Meal Plan Menu June 4

This week more spring greens – they’re in everything, even if not listed. In the photos some items are shown paired with other items than listed – it’s a long story!

*Pinto bean daikon and turnip salad with sweet potato, potato, spinach and turnip green pancake

*Mixed vegetables in spring green sauce with brown rice, carrot and turnip pilaf

*Tempeh and snap peas in smoked paprika sauce with quinoa-jicama pilaf

*Chole with spiced beets

               

Why Local?

When we eat locally produced food we are participating in an act of unification, rather than separation.

Eating locally, by default, means eating seasonally. This unifies us into the organism of the earth itself and brings forth an active participation in the evolution of the planet. It also implicitly presents an understanding that the nourishment that nature provides is correct for the environment we find ourselves in at any particular time.

Eating locally improves nutrition first by providing fresher food with a longer shelf life. It moves us closer to the solar source of all energy on earth. The vitamin c in an orange has depleted by 50% in 24 hours. Who knows what’s in it after three weeks in a warehouse and time on the shelf before purchase. The quality of the foods produced at certain seasons are ideal for a body within a certain environment at a certain time. Here in Iowa we may appreciate to cooling qualities of tropical fruit, but their dampening qualities are not so favorable in our humid summers. However there’s a whole season’s worth of berries available here from late spring through summer and into autumn.
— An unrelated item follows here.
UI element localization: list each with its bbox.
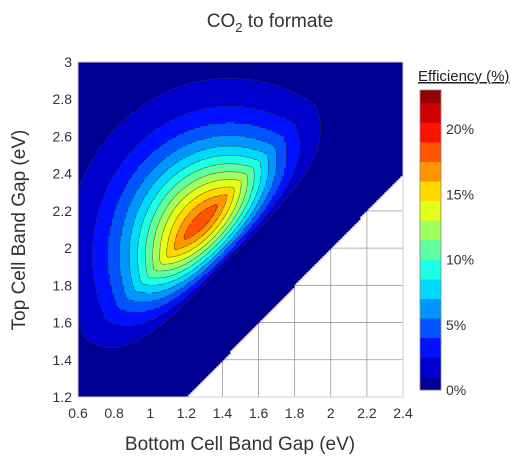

Eating locally also allows us to participate most effectively in our economic system, retaining dollars and taxes for local redistribution and preventing a drain of currency away from a locale to a distant place. All these transactions allow us to be integrated into our economy in a very real way.

Eating locally almost always involves a person in a social way, whether it’s via the local Farmer’s Market, the connection to the farmer through a CSA or through work in a community or school garden project. It helps unify our individual body into the body of society.

Local eating helps maintain a cultural identity while allowing an evolution of that identity as new species of foods are experimented with, or as new immigrants bring foods and cooking techniques into an area. The predictability of the foods at certain times of year and in certain areas allow local classic dishes to be defined. So now we can sear our tatsoi, bok choi, arugula with our spinach in GMO free asoya soy oil with a little garlic, and it’ll only be the lemon juice that’s come from a far.

Kale chips ‘n’ more

What to do with all those spring greens? Kale chips are popular but experiment with other greens that often end up yellow at the bottom of your crisper. Radish greens, beet greens, mustard greens, turnip greens. Just make sure to cut the spine and make a thinnish layer on the oven pan.

Use the stems, cut finely, to thicken sauces, or toss into the stockpot for great added flavor and depth to your home made stock.

Spring green chips

1 bunch kale or other spring/fall green
2 tsp sunflower oil, or extra virgin olive oil
1/8 t salt
1/8 t paprika

Optional: pinch cayenne

Preheat oven to 350 degrees. Strip the spine from the greens either with a knife, or by pulling your hand firmly along the spine to remove leaf, Cut leaves into bite sized pieces. Sprinkle salt and paprika over greens. Be sure to sprinkle widely so that the powders do not clump in one place. Drizzle oil over greens and gently toss to evenly distribute the oil over the leaves. Place the in a thinnish layer on an oven pan or cookie sheet. It doesn’t need to be a single layer, just not a bunch of them piled on top of each other. Check after 5 minutes, but usually takes 7 or 8 minutes. May take 10 or 12 minutes if it’s a thick pile. Greens should be browning and a little crispy. Transfer to a paper towel to remove excess oil if necessary.

Meal Plan May 21

This week we are heavy on the spring greenery: asparagus is in peak form and what a great long season for this delicacy; likewise spinach and braising greens (beet greens, arugula, kale, chard, mizuna). These vegetables came from Echollective Farm up the road in Mechanicsville, Iowa.

  • (Vegan) Cheese & arugula Quesadilla & salsa with rice-asparagus-beet green pilaf.
  • Tempeh rouge on seared spring greens with aloo gobi.
  • Mixed spring vegetables in roasted garlic sauce with buckwheat-mushroom pilaf.
  • Black bean & barley salad; roasted vegetables with mint.